The Lengthening of Shadows (October 2017)

The air was warm and the sun on our backs made for a comfortable fall day casting to deep pools and long runs of broken water on an October trout stream.  It was the kind of day where a coat was too warm unless the wind blew, the bite in the breeze a harbinger of days to come.  Taking a break from my own fishing to watch Johnny work his way up the run, I paused when I looked down at the tall, slender, dark, uncanny image that was both to me familiar and foreign.  Staring at one's own shadow can be enlightening and intimidating.  This silent stalker, an ethereal distorted apparition, follows me about my day going largely unnoticed, but always present.  He stared back at me like he knew secrets about me, like this knowledge gave him some power over me.  Son-of-a-bitch was smirking at me! 

The sound of Johnny’s feet on the rocks and the slosh he made through the water near the bank woke me from my near schizophrenic confrontation, and I tried to reassure myself that I had said nothing aloud.  Without looking away from his fly on the water Johnny said with a grin “those shadows are getting longer now?”  He said it as a statement but with the tone of a question.

A few big orange caddis flies flitted about along with a few more small and ginger colored ones.  The fish paid them little mind but took a small tan and ginger pupae pattern in about a size 18 fished near the bottom, and occasionally as it would swing to the surface near the end of a drift. 

We fished our way on up stream, taking turns at dibs on the water, our slender men in tow.  When I would cast Johnny knelt by the stream picking the husks of last night’s active macroinvertebrate life from the rocks.  He found a few caddis pupae shucks and those of golden stones as well.  The morning had been foggy and damp, and several days of rain were approaching, so the big meaty bugs had apparently taken their opportunity to metamorph into their winged and sexually mature forms.  Puberty in a matter of minutes. 

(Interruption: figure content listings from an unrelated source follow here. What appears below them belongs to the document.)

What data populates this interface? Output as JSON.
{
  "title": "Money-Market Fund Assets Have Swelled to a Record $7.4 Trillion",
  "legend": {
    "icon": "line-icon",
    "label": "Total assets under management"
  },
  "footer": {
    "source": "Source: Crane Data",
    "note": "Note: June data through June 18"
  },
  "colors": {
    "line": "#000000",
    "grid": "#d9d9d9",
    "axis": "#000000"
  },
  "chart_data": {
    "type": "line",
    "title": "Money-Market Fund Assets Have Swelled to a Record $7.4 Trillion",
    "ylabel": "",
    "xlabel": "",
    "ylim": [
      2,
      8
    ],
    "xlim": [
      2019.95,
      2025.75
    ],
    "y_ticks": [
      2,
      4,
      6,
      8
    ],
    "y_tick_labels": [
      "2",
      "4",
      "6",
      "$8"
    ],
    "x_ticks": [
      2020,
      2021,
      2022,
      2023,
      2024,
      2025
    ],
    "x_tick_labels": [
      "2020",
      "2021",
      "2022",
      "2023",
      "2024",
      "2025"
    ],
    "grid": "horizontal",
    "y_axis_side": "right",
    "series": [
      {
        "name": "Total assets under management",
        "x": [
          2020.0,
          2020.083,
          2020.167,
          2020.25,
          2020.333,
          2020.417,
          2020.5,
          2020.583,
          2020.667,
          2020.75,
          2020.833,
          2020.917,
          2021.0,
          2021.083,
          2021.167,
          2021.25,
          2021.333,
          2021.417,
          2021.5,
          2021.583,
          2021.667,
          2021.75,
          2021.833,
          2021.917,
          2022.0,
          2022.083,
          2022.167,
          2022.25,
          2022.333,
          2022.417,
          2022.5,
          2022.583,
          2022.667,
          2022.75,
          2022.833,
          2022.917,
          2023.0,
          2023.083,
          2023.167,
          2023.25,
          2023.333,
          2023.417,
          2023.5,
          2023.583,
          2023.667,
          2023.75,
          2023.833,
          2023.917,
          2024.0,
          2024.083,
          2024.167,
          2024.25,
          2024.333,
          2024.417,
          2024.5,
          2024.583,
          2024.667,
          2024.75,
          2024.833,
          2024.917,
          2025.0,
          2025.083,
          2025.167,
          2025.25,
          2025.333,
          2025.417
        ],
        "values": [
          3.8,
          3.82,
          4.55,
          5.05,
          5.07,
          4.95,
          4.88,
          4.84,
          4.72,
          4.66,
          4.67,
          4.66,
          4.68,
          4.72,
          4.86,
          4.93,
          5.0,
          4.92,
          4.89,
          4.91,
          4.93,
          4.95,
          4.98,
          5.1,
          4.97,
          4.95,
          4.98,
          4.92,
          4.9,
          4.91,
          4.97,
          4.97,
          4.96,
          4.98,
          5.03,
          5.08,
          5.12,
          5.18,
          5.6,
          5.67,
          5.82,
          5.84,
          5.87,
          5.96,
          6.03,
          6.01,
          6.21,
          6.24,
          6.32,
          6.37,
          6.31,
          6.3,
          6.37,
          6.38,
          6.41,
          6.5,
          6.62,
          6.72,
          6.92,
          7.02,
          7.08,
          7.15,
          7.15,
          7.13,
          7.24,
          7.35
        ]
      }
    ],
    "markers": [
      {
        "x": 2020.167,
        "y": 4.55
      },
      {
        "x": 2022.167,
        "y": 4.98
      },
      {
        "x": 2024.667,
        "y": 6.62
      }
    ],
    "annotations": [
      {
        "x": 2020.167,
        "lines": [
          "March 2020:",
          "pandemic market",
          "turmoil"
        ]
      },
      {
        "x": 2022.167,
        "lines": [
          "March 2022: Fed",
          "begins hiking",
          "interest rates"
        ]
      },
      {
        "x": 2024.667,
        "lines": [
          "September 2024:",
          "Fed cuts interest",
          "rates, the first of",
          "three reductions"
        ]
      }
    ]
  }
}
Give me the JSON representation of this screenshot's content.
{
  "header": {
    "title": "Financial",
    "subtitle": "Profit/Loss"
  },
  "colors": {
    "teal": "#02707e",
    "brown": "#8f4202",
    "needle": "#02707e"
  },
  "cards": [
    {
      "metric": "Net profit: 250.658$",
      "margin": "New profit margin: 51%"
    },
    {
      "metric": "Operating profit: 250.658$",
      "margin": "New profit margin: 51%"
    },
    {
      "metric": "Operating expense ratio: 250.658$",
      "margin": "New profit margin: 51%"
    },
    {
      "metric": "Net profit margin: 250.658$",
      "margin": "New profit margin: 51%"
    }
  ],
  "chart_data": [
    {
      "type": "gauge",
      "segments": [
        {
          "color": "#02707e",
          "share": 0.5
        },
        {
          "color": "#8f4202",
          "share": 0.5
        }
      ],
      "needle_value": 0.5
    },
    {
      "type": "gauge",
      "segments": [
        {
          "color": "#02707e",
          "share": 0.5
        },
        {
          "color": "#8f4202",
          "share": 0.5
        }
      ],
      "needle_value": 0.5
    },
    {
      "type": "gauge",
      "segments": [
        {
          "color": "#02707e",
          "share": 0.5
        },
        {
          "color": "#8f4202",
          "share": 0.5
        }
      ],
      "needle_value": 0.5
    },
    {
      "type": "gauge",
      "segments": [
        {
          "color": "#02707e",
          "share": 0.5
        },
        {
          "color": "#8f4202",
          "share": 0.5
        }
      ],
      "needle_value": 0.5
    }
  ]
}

I cut off the caddis pupae that I had been fishing below my dry and substituted a stone fly pattern in its place, then tied the caddis pupae back below the stone.  The rig was more difficult to cast but its production on the water made up for its lack of grace in the air. 

 

Pisgah Outdoors - A lone fly fisherman on an October trout stream in the South Western Mountains of North Carolina.-Photo Credit: John Hospidar

A lone fly fisherman on an October trout stream in the South Western Mountains of North Carolina.

-Photo Credit: Johnny

If you’re ok with with it Im ok with it.” 

“Ok with what?”

“Trading grace and beauty for production.”

 

“Who are you talking to?”

“Uhhhhh…nothing, nobody, don’t worry about it.”

Johnny let it go and we fished on upstream.  I cut the dropper rigs off having caught plenty, and cast only the dry fly to likely looking spots, picking up a few fish here and there.  A chilly breeze blew again across the back of my neck.  On the breeze I could smell a campfire from somewhere upwind, and changing weather from somewhere out in the Gulf.  The sun was now low on the horizon and shining through the trees.  On the other bank, I saw a tall slender man casting tight and clean, with a dry fly, up stream.   I waved and he waved back, smiling at me.